Reviewed by Mike Gleason
The Mystic Foundation
by Christopher Penczak
Published 2006 by Llewellyn
Paperback 319 pages
More Information on this book at Amazon
While I don't own copies of all of Christopher Penczak's works, I have read the majority of them. In understand his background in the Craft, even if it isn't my own. And I appreciate his desire to make information both available and attractive to the general public.
Before I even started to read the text of this current work I posed a question to be answered at the time I finished reading it: Was he trying too hard to be all things to all people?

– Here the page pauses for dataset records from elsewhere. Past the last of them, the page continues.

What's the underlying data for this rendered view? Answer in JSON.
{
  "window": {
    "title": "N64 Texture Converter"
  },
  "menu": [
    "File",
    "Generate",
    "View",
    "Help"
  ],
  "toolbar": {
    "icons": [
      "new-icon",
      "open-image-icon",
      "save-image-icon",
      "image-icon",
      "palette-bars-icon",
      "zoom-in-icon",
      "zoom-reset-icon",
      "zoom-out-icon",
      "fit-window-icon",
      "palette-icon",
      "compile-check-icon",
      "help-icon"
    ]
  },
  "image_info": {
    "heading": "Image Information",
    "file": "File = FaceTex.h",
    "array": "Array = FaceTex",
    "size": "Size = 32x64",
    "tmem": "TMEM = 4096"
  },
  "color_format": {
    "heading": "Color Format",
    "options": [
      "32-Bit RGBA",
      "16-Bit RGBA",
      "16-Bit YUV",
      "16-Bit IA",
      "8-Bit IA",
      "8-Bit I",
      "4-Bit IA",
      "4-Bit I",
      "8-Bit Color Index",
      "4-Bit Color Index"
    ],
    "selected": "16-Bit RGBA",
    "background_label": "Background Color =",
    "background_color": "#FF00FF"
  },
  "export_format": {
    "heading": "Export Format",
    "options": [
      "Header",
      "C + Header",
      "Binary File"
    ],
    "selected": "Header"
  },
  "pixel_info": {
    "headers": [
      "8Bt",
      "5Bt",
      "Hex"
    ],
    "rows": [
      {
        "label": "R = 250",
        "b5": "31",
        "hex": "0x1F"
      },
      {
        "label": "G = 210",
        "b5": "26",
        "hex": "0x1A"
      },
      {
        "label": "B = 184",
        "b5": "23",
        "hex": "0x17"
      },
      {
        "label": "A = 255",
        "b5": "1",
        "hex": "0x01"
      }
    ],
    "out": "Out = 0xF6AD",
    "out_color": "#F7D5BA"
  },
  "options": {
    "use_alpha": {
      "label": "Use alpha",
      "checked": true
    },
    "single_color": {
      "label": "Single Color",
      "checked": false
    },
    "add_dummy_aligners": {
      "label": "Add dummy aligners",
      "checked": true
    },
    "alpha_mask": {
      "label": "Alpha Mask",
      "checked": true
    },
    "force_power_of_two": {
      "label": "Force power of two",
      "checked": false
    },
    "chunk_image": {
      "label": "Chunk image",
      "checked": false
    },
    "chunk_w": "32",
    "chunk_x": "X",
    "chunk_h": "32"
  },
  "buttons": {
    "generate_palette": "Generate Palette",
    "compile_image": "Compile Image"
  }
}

This book is an extremely ambitious undertaking by anyone's standards. In it, Christopher attempts to lay bare the commonalities which underlie most spiritual paths. In fact, the appendix even includes extracts from the sacred writings of paths as divergent as Muslim (the Koran), Hindu (the Vedas), Zoroastrian, and Wiccan. And that list does not include all the sources he uses.
For anyone who has a basic grounding in any magickal system most of this book consists of "101" style information - the elements, feeling energy, the organization of the planes of existence, etc. It is not until the fifth section (starting on page 199) that new material comes into play. I still would NOT recommend skipping the first four sections. Christopher always manages to stimulate a few "Oh, yeah, now I see that" moments in his writing. This book is no exception.
The final 100+ pages of this book consist of thumbnail descriptions of assorted mystical traditions from Alchemy to Zoroastrianism; from East to West; a list of thirty traditions (which is nowhere near comprehensive, but it is extensive enough to be fairly informative); and a glossary of many common terms. Between the descriptions and the glossary is an appendix composed of extracts from sacred teachings of a number of traditions,
The sheer variety of the writings in this section borders on amazing. You can find writings from all the major religions of the world, as well as from some lesser known religions.
I found a few faults in this book (a poorly explained illustration on page 178 is one example), but overall I was impressed, once again, with Christopher's ability to convey basic information without "talking down" to the reader. This is, in essence, yet another "101" book, but it focuses on mysticism and opposed to religion. It is one of the most wide-ranging books I have read recently and, although it isn't vital for your average Pagan/Wiccan to add to the library shelves, it serves as a good introduction to multiple systems of thought.
The exercises he provides are all very basic, as is appropriate in a book aimed at this audience. If you have read any of Christopher's :temple of Witchcraft" series and/or availed yourself of the CD Companions to that series, you will be familiar with his style and techniques of meditation and ritual; if not, you will find them easy to understand, follow, and use.
As a, mostly retired, teacher of Paganism and the Craft, I enjoyed this book. I know how difficult it can be to attempt to convey this type of information clearly and concisely. Christopher succeeds admirably. You may not agree with some of his conclusions and statements, but you should respect his convictions and willingness to state them to the general public.